Most of the media... is positioning the merger with Compaq and the recent actions by Walter Hewlett and David Packard as a fight between the past and the future.
About This Quote
This remark is associated with Carly Fiorina’s public defense of Hewlett-Packard’s proposed merger with Compaq (announced in 2001 and completed in 2002). The deal triggered a highly public proxy fight and family dispute: Walter Hewlett (son of HP cofounder Bill Hewlett) led opposition to the merger, and David Packard (son of cofounder Dave Packard) also criticized it. Fiorina repeatedly argued that the controversy was being framed by commentators as a symbolic struggle over HP’s identity—traditional “HP Way” culture and legacy versus a strategic push to remake the company for a harsher, consolidated tech market after the dot‑com downturn.
Interpretation
Fiorina is criticizing a simplified media narrative surrounding Hewlett-Packard’s proposed merger with Compaq (announced in 2001 and fiercely contested into 2002).
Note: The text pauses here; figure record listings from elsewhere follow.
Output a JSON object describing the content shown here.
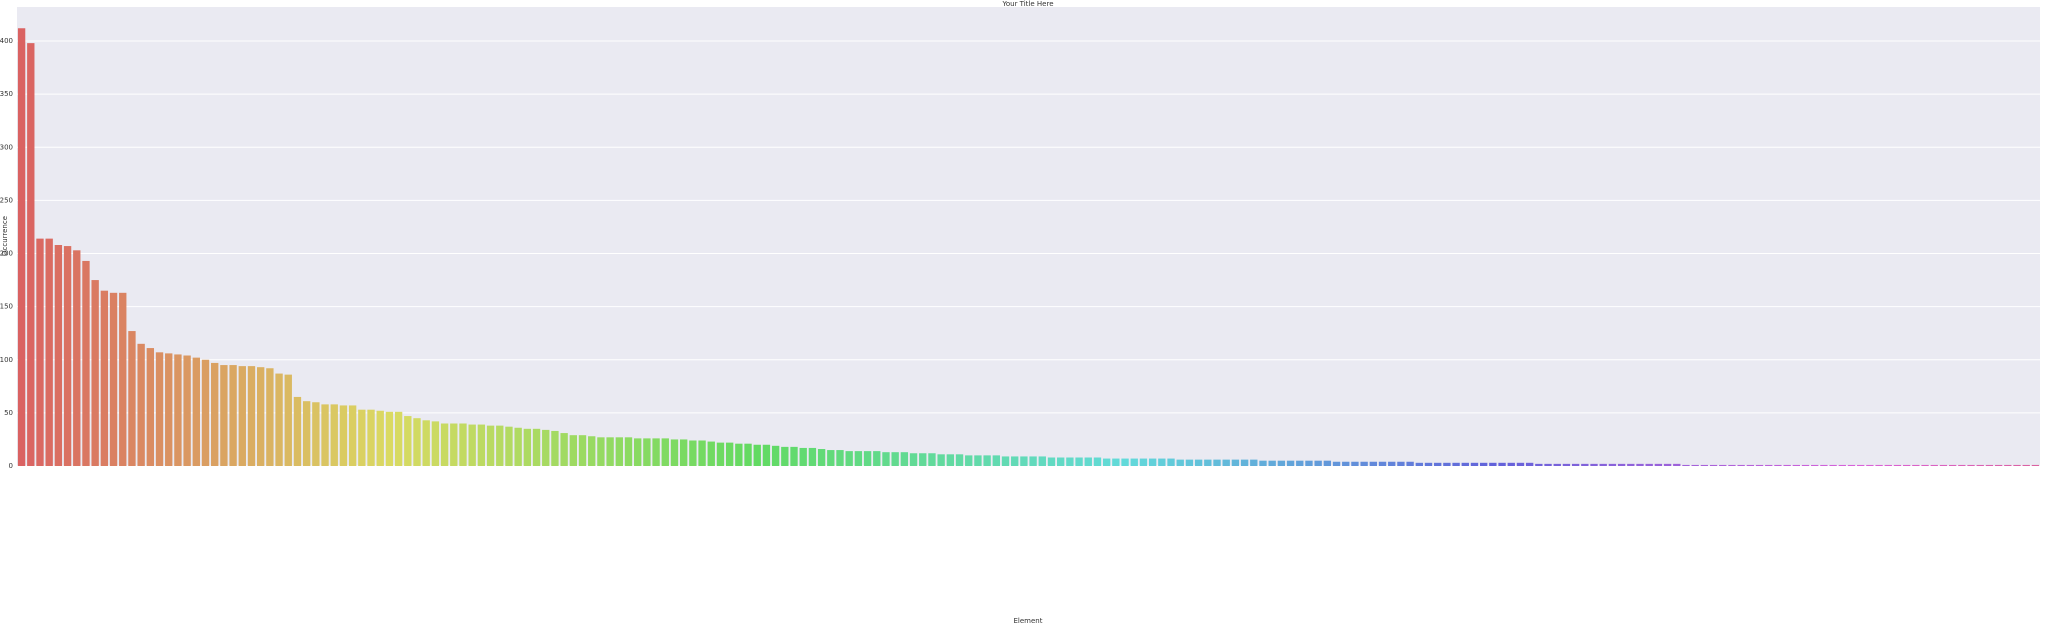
{
  "chart_data": {
    "type": "bar",
    "title": "Your Title Here",
    "x_label": "Element",
    "y_label": "Occurrence",
    "categories": [
      null,
      null,
      null,
      null,
      null,
      null,
      null,
      null,
      null,
      null,
      null,
      null,
      null,
      null,
      null,
      null,
      null,
      null,
      null,
      null,
      null,
      null,
      null,
      null,
      null,
      null,
      null,
      null,
      null,
      null,
      null,
      null,
      null,
      null,
      null,
      null,
      null,
      null,
      null,
      null,
      null,
      null,
      null,
      null,
      null,
      null,
      null,
      null,
      null,
      null,
      null,
      null,
      null,
      null,
      null,
      null,
      null,
      null,
      null,
      null,
      null,
      null,
      null,
      null,
      null,
      null,
      null,
      null,
      null,
      null,
      null,
      null,
      null,
      null,
      null,
      null,
      null,
      null,
      null,
      null,
      null,
      null,
      null,
      null,
      null,
      null,
      null,
      null,
      null,
      null,
      null,
      null,
      null,
      null,
      null,
      null,
      null,
      null,
      null,
      null,
      null,
      null,
      null,
      null,
      null,
      null,
      null,
      null,
      null,
      null,
      null,
      null,
      null,
      null,
      null,
      null,
      null,
      null,
      null,
      null,
      null,
      null,
      null,
      null,
      null,
      null,
      null,
      null,
      null,
      null,
      null,
      null,
      null,
      null,
      null,
      null,
      null,
      null,
      null,
      null,
      null,
      null,
      null,
      null,
      null,
      null,
      null,
      null,
      null,
      null,
      null,
      null,
      null,
      null,
      null,
      null,
      null,
      null,
      null,
      null,
      null,
      null,
      null,
      null,
      null,
      null,
      null,
      null,
      null,
      null,
      null,
      null,
      null,
      null,
      null,
      null,
      null,
      null,
      null,
      null,
      null,
      null,
      null,
      null,
      null,
      null,
      null,
      null,
      null,
      null,
      null,
      null,
      null,
      null,
      null,
      null,
      null,
      null,
      null,
      null,
      null,
      null,
      null,
      null,
      null,
      null,
      null,
      null,
      null,
      null,
      null,
      null,
      null,
      null,
      null,
      null,
      null,
      null,
      null,
      null
    ],
    "values": [
      412,
      398,
      214,
      214,
      208,
      207,
      203,
      193,
      175,
      165,
      163,
      163,
      127,
      115,
      111,
      107,
      106,
      105,
      104,
      102,
      100,
      97,
      95,
      95,
      94,
      94,
      93,
      92,
      87,
      86,
      65,
      61,
      60,
      58,
      58,
      57,
      57,
      53,
      53,
      52,
      51,
      51,
      47,
      45,
      43,
      42,
      40,
      40,
      40,
      39,
      39,
      38,
      38,
      37,
      36,
      35,
      35,
      34,
      33,
      31,
      29,
      29,
      28,
      27,
      27,
      27,
      27,
      26,
      26,
      26,
      26,
      25,
      25,
      24,
      24,
      23,
      22,
      22,
      21,
      21,
      20,
      20,
      19,
      18,
      18,
      17,
      17,
      16,
      15,
      15,
      14,
      14,
      14,
      14,
      13,
      13,
      13,
      12,
      12,
      12,
      11,
      11,
      11,
      10,
      10,
      10,
      10,
      9,
      9,
      9,
      9,
      9,
      8,
      8,
      8,
      8,
      8,
      8,
      7,
      7,
      7,
      7,
      7,
      7,
      7,
      7,
      6,
      6,
      6,
      6,
      6,
      6,
      6,
      6,
      6,
      5,
      5,
      5,
      5,
      5,
      5,
      5,
      5,
      4,
      4,
      4,
      4,
      4,
      4,
      4,
      4,
      4,
      3,
      3,
      3,
      3,
      3,
      3,
      3,
      3,
      3,
      3,
      3,
      3,
      3,
      2,
      2,
      2,
      2,
      2,
      2,
      2,
      2,
      2,
      2,
      2,
      2,
      2,
      2,
      2,
      2,
      1,
      1,
      1,
      1,
      1,
      1,
      1,
      1,
      1,
      1,
      1,
      1,
      1,
      1,
      1,
      1,
      1,
      1,
      1,
      1,
      1,
      1,
      1,
      1,
      1,
      1,
      1,
      1,
      1,
      1,
      1,
      1,
      1,
      1,
      1,
      1,
      1,
      1,
      1
    ],
    "palette": "husl",
    "ylim": [
      0,
      432
    ],
    "yticks": [
      0,
      50,
      100,
      150,
      200,
      250,
      300,
      350,
      400
    ],
    "grid": true
  }
}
By naming Walter Hewlett and David Packard—figures associated with HP’s founding legacy and internal opposition—she suggests the press is framing the dispute as a symbolic generational struggle: tradition versus modernization. Implicitly, she argues that this “past vs. future” storyline obscures the merger’s substantive strategic questions (scale, services, PCs, and competitiveness against IBM/Dell). The quote also functions rhetorically to position Fiorina and the merger as forward-looking, while casting opponents as guardians of an outdated model, thereby shaping stakeholder perceptions during a high-stakes corporate governance fight.